Nossa luta não é pequena, ainda mais em uma sociedade onde existem ainda tantos mitos e lendas ao redor da amamentação. Percebemos que, passado o desafiador primeiro mês de vida do bebê, um outro momento crítico ao sucesso da amamentação é o retorno da mulher no trabalho. Período em que há introdução de outros leites ou até mesmo o desmame (interrupção total da amamentação). Por que será que isso acontece?
Necessidades biológicas e direitos trabalhistas
O primeiro item que precisamos citar é que há um descompasso entre as necessidades para a saúde do bebê e os direitos que protegem as mães trabalhadoras. Claro, não podemos negar que nas últimas décadas houve avanços. Contudo, ainda estamos muito distantes do necessário. E para uma mulher trabalhadora conseguir oferecer exclusivamente seu leite ao bebê até seis meses, é preciso muito mais que boa vontade e empenho. É preciso um trabalho de equipe, com o apoio familiar e dos colegas de trabalho (sem contar o apoio do chefe!).

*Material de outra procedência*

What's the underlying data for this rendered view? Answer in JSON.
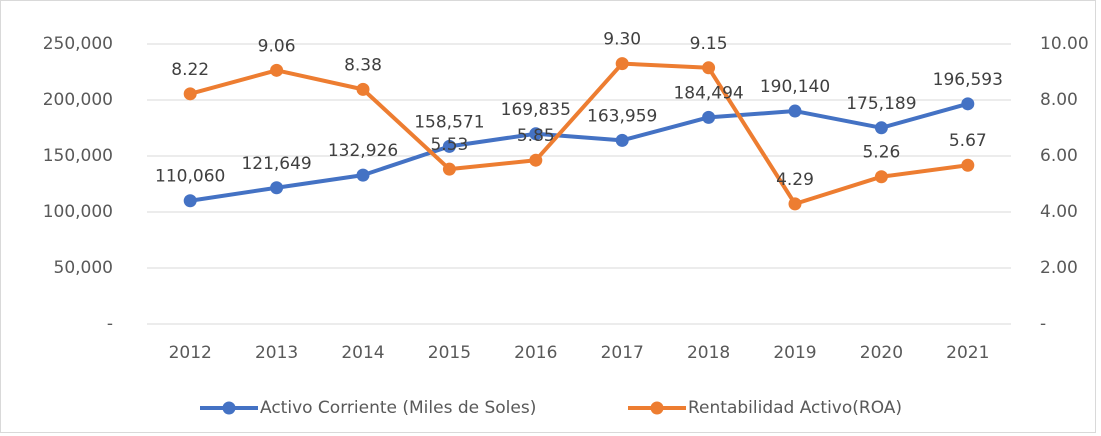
{
  "chart_data": {
    "type": "line",
    "categories": [
      "2012",
      "2013",
      "2014",
      "2015",
      "2016",
      "2017",
      "2018",
      "2019",
      "2020",
      "2021"
    ],
    "series": [
      {
        "name": "Activo Corriente (Miles de Soles)",
        "color": "#4472c4",
        "axis": "y",
        "values": [
          110060,
          121649,
          132926,
          158571,
          169835,
          163959,
          184494,
          190140,
          175189,
          196593
        ],
        "value_labels": [
          "110,060",
          "121,649",
          "132,926",
          "158,571",
          "169,835",
          "163,959",
          "184,494",
          "190,140",
          "175,189",
          "196,593"
        ]
      },
      {
        "name": "Rentabilidad Activo(ROA)",
        "color": "#ed7d31",
        "axis": "y2",
        "values": [
          8.22,
          9.06,
          8.38,
          5.53,
          5.85,
          9.3,
          9.15,
          4.29,
          5.26,
          5.67
        ],
        "value_labels": [
          "8.22",
          "9.06",
          "8.38",
          "5.53",
          "5.85",
          "9.30",
          "9.15",
          "4.29",
          "5.26",
          "5.67"
        ]
      }
    ],
    "ylim": [
      0,
      250000
    ],
    "yticks": [
      {
        "value": 0,
        "label": "-"
      },
      {
        "value": 50000,
        "label": "50,000"
      },
      {
        "value": 100000,
        "label": "100,000"
      },
      {
        "value": 150000,
        "label": "150,000"
      },
      {
        "value": 200000,
        "label": "200,000"
      },
      {
        "value": 250000,
        "label": "250,000"
      }
    ],
    "y2lim": [
      0,
      10
    ],
    "y2ticks": [
      {
        "value": 0,
        "label": "-"
      },
      {
        "value": 2,
        "label": "2.00"
      },
      {
        "value": 4,
        "label": "4.00"
      },
      {
        "value": 6,
        "label": "6.00"
      },
      {
        "value": 8,
        "label": "8.00"
      },
      {
        "value": 10,
        "label": "10.00"
      }
    ],
    "grid": true,
    "legend": "bottom"
  }
}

Vamos explicar isso melhor...
Infelizmente, no Brasil, não são todas as mães que trabalham com carteira assinada, no que chamamos de emprego formal, e que consequentemente possuem direitos legais que as protegem, como a licença maternidade de 120 dias. E ainda mais raras são as mulheres que possuem a licença maternidade de seis meses, pois esse tempo não é obrigatório - está ligado ao projeto Empresa Cidadã, em que as empresas interessadas em oferecer licença maternidade de seis meses realizam seu cadastro junto ao Ministério da Saúde, e são restituídas financeiramente dos custos desses 2 meses extras para suas colaboradoras.
Muitas mulheres brasileiras possuem trabalho informal, não têm carteira assinada e não contam com nenhuma proteção legal. São manicures, faxineiras, sacoleiras e tantas outras profissionais autônomas que trabalham por conta própria, e que não raro são as responsáveis pelo sustento da família. Para esse grupo, a licença maternidade de 4 meses é mais do que um sonho, é um luxo que elas não podem se dar, pois dependem da renda que geram para a sua sobrevivência, como a de seus entes queridos.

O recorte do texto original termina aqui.